Understanding the kidneys and urine production
The kidneys clear waste materials from the body and maintain a normal balance of fluids and chemicals in the body.
The two kidneys lie to the sides of the upper abdomen, behind the intestines, and on either side of the spine. The kidneys are higher up in the body than people imagine – from behind they are actually partially protected by the lowest ribs. The kidneys move slightly with a change in body position and with movement of the diaphragm with breathing.
Each kidney is about the size of a large orange, but bean-shaped.
The word renal is a descriptive medical word, meaning related to the kidney. For example, a renal physician is a doctor who looks after people with kidney (renal) diseases.
A large renal artery takes blood to each kidney. The artery divides into many tiny blood vessels (capillaries) throughout the kidney. In the outer part of the kidneys, tiny blood vessels cluster together to form structures called glomeruli.
Each glomerulus (the singular form of glomeruli) is like a filter. The structure of the glomerulus allows waste products and some water and salts to pass from the blood into a tiny channel called a tubule, while keeping blood cells and protein in the bloodstream. Each glomerulus and tubule is called a nephron. There are about one million nephrons in each kidney.

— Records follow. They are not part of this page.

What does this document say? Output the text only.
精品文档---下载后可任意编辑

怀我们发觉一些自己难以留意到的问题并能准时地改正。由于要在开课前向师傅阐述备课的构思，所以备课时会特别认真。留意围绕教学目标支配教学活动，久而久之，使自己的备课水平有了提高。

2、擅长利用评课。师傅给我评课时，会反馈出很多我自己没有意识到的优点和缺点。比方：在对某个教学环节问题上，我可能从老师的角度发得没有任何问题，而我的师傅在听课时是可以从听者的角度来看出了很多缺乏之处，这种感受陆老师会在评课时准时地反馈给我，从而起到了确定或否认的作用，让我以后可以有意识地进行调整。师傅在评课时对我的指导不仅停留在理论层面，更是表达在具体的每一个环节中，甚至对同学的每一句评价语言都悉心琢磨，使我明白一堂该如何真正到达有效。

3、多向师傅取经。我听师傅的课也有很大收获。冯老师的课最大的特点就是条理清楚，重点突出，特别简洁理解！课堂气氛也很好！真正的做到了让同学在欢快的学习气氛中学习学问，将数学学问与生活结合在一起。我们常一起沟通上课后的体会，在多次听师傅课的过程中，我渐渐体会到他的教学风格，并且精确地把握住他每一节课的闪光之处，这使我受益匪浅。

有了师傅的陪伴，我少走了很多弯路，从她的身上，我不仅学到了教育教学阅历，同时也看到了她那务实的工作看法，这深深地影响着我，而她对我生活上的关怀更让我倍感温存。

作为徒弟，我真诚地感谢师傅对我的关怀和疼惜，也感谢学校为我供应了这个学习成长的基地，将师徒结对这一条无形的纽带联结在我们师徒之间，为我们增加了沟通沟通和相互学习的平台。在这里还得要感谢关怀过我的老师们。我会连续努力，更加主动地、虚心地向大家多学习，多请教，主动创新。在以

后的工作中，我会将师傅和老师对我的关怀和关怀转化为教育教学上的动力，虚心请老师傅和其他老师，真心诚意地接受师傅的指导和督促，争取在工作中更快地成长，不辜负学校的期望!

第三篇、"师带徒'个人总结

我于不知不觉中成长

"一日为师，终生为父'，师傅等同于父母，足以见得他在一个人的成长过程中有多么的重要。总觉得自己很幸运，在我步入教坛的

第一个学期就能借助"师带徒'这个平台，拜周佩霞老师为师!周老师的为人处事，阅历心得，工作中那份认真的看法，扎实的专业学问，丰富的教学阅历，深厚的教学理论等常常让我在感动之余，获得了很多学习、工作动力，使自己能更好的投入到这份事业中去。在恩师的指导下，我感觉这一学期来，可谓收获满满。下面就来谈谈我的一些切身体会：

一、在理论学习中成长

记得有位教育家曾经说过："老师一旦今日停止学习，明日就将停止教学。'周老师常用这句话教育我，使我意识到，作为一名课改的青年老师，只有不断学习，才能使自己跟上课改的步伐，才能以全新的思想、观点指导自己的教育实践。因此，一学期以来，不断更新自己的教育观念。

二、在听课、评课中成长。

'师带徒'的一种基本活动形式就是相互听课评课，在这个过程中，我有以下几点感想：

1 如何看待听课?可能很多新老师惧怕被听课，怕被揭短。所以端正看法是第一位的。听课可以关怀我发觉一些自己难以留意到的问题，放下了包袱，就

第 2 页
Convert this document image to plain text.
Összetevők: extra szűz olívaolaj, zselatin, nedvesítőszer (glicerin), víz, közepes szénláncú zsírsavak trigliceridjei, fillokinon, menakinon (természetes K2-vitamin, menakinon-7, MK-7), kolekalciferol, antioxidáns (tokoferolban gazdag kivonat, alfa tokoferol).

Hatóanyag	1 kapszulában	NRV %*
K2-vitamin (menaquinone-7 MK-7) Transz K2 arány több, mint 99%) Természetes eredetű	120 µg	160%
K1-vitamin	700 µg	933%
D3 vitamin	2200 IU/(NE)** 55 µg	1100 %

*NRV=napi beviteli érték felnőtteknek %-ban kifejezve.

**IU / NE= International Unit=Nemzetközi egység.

As the waste products, water and salts pass along the tubule there is a complex adjustment of the content. For example, some water and salts may be absorbed back into the bloodstream, depending on the current level of water and salts in your blood. Tiny blood vessels next to each tubule enable this fine tuning of the transfer of water and salts between the tubules and the blood.
The liquid that remains at the end of each tubule is called urine. This drains into larger channels (collecting ducts) which drain into the renal pelvis (the inner part of the kidney). From the renal pelvis the urine passes down a tube called the ureter which goes from each kidney to the bladder. Urine is stored in the bladder until it is passed out through another tube, called the urethra, when you go to the toilet. The cleaned (filtered) blood from each kidney collects into a large renal vein which takes the blood back towards the heart. The kidneys, ureters, bladder and urethra are, together, called the urinary tract.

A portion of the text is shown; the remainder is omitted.